Nei giorni 17 e 18 dicembre si è tenuta nella parrocchia di Santa Maria delle Grazie di Afragola la seconda edizione del presepe vivente. La sacra rappresentazione ha avuto vasta eco e gran concorso di persone confermando il successo della prima edizione tenutasi lo scorso anno. Il parroco don Vincenzo Polito ci ricorda che vestire gli ignudi è un’opera di misericordia corporale che può e deve essere praticata da tutti. Quest’opera racchiude l’importantissimo gesto di donare o meglio restituire dignità all’umanità abbandonata, emarginata o meglio ancora trascurata. Il dono di una veste non è soltanto il gesto di consegnare al prossimo, chiunque esso sia, vicino di casa, concittadino o migrante che ha lasciato la propria terra perdendo tutto, un indumento. Significa ridonare al prossimo la propria dignità disconosciuta o cancellata. Un indumento non serve solo a coprire un corpo ma è strumento per comunicare a chi lo riceve, calore umano. Un aiuto che avvolge, in senso lato, corpo ed anima di chi riceve è testimonianza di accoglienza da parte di chi dona. In questo modo è possibile mettere in pratica l’opera di misericordia corporale che si realizza   non resta solo gesto esteriore e vuote parole.
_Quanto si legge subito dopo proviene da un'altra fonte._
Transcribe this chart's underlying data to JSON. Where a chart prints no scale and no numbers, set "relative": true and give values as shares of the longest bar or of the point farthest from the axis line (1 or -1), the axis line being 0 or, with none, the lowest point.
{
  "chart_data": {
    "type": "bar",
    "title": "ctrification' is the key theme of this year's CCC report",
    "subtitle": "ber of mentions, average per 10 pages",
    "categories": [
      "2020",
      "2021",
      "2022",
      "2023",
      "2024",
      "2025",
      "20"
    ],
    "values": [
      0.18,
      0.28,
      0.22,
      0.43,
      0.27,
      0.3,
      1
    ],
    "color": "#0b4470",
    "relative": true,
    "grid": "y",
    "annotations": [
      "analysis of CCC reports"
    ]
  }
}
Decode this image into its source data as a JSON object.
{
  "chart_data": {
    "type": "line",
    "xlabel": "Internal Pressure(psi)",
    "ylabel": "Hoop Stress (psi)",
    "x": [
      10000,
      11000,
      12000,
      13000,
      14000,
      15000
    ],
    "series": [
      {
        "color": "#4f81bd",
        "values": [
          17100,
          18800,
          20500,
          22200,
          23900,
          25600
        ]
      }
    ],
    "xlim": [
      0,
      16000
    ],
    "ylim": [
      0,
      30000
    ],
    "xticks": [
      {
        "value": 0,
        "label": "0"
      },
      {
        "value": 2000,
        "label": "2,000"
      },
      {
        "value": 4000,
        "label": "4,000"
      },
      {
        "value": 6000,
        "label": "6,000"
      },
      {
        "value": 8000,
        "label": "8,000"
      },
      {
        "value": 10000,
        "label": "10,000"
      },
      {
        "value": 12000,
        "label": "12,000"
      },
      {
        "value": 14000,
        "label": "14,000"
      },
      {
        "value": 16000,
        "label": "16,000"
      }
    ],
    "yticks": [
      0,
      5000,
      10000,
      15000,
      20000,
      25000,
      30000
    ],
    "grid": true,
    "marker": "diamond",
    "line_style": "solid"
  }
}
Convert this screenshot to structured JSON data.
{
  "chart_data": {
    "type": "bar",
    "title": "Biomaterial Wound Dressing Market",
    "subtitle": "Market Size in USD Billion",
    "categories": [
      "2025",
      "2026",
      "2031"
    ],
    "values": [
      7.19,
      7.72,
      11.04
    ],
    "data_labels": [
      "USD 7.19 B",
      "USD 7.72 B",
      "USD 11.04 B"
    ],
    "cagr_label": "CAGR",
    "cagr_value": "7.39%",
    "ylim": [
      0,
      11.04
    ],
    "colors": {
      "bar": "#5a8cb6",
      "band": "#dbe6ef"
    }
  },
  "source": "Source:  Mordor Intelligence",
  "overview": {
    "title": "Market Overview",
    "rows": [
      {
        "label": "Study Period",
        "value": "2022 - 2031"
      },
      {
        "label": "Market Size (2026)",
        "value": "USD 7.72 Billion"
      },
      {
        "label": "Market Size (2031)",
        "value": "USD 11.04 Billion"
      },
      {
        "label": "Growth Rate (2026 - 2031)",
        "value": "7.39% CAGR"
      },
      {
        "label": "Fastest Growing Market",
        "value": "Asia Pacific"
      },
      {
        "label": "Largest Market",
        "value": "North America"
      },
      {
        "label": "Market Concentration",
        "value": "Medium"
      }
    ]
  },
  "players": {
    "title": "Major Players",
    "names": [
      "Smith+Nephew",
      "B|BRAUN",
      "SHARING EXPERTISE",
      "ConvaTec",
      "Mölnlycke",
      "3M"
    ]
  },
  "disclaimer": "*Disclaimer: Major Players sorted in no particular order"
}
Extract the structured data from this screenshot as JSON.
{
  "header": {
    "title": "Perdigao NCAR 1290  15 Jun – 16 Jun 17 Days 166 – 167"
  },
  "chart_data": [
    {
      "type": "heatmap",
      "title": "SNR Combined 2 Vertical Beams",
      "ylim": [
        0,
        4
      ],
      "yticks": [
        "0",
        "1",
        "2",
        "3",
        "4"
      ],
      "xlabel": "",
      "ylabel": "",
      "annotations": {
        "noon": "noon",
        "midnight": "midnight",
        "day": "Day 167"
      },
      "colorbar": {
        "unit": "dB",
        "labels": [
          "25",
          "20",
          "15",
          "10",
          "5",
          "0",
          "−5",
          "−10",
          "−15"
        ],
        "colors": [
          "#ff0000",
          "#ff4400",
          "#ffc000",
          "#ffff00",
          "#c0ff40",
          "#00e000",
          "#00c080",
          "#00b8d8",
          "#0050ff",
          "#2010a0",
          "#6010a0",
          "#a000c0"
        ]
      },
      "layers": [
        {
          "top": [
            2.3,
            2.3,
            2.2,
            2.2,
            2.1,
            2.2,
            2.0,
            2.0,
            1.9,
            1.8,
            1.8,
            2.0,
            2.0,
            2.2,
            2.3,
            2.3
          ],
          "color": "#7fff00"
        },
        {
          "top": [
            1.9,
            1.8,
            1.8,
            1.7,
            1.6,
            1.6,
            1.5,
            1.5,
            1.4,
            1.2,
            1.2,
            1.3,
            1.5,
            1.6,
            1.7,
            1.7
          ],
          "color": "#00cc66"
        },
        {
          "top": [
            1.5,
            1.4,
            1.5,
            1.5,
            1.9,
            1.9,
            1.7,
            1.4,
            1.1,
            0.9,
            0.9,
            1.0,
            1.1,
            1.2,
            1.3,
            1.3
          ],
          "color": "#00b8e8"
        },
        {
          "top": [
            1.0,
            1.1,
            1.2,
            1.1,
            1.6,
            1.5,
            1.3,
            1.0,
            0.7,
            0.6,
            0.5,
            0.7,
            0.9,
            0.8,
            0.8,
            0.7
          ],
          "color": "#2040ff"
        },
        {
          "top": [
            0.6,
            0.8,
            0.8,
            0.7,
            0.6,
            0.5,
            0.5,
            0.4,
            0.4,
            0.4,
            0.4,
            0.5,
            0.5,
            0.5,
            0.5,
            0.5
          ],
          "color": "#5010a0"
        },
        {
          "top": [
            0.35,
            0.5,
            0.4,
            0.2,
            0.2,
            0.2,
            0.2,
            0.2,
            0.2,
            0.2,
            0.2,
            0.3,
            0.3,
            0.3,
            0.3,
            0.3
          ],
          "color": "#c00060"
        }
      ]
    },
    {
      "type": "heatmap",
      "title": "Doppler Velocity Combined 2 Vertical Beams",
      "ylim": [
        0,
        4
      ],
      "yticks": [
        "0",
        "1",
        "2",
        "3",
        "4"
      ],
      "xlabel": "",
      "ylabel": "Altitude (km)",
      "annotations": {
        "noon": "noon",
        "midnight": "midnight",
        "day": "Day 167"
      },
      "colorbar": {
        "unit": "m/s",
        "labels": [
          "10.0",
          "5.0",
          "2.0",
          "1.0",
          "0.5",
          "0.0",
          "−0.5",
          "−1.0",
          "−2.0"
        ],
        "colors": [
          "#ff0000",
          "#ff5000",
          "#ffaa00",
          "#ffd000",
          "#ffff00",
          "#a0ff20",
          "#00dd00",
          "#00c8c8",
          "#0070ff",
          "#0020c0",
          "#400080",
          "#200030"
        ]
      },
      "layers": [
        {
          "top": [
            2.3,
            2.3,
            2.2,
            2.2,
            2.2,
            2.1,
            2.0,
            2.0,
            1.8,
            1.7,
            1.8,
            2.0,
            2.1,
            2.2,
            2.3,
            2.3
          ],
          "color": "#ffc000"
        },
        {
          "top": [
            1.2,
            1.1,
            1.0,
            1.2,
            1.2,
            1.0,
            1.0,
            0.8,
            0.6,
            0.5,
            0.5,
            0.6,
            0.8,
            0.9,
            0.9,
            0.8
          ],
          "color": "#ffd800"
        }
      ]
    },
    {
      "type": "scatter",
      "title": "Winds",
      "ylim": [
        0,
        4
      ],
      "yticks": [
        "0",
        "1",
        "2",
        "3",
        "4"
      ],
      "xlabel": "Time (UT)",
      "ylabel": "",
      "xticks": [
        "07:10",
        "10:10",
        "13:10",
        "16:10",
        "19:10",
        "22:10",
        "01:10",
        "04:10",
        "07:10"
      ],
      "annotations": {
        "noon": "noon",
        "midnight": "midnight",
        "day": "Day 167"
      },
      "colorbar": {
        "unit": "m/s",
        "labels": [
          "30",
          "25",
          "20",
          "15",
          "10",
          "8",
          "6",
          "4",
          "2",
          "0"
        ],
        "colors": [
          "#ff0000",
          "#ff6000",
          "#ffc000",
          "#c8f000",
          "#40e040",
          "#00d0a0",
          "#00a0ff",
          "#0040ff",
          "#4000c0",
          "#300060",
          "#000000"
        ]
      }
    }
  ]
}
Dio stesso, dopo la cacciata di Adamo ed Eva dal Paradiso, li ricopre quale segno tangibile di pietà e disponibilità al perdono,  fece all’uomo ed alla donna tuniche di pelle e li vestì (Gen. 3,21);
Egli stesso pensando alla sua creatura la ricopre per rispettarne la dignità.
foto presepe viventeCome afferma la lettera pastorale del Cardinale Sepe, vestire gli ignudi implica anche occuparsi  della loro anima, di quella interiorità personale, che necessita più di ogni altra cosa di custodia e difesa. Vestire, talvolta, è restituire al prossimo, che ne beneficia, la propria identità. Ciò l’aveva bene inteso San Martino di Tours che, senza indugio, divise il suo mantello col prossimo, col diseredato, con l’Uomo in difficoltà.
Gesù viene al mondo nudo in una stalla, in un paese povero; nudo come ogni bambino e con la sua nudità ci ricorda il divino precetto. Egli stesso nel farsi uomo ha condiviso con l’umanità intera la fragilità e la necessità di essere ricoperto. Viene come bambino, essere indifeso, in una famiglia che lo accoglie, lo veste e l’avvolge di amorevoli cure. E’ la famiglia che diviene così abito per il neonato, futuro uomo.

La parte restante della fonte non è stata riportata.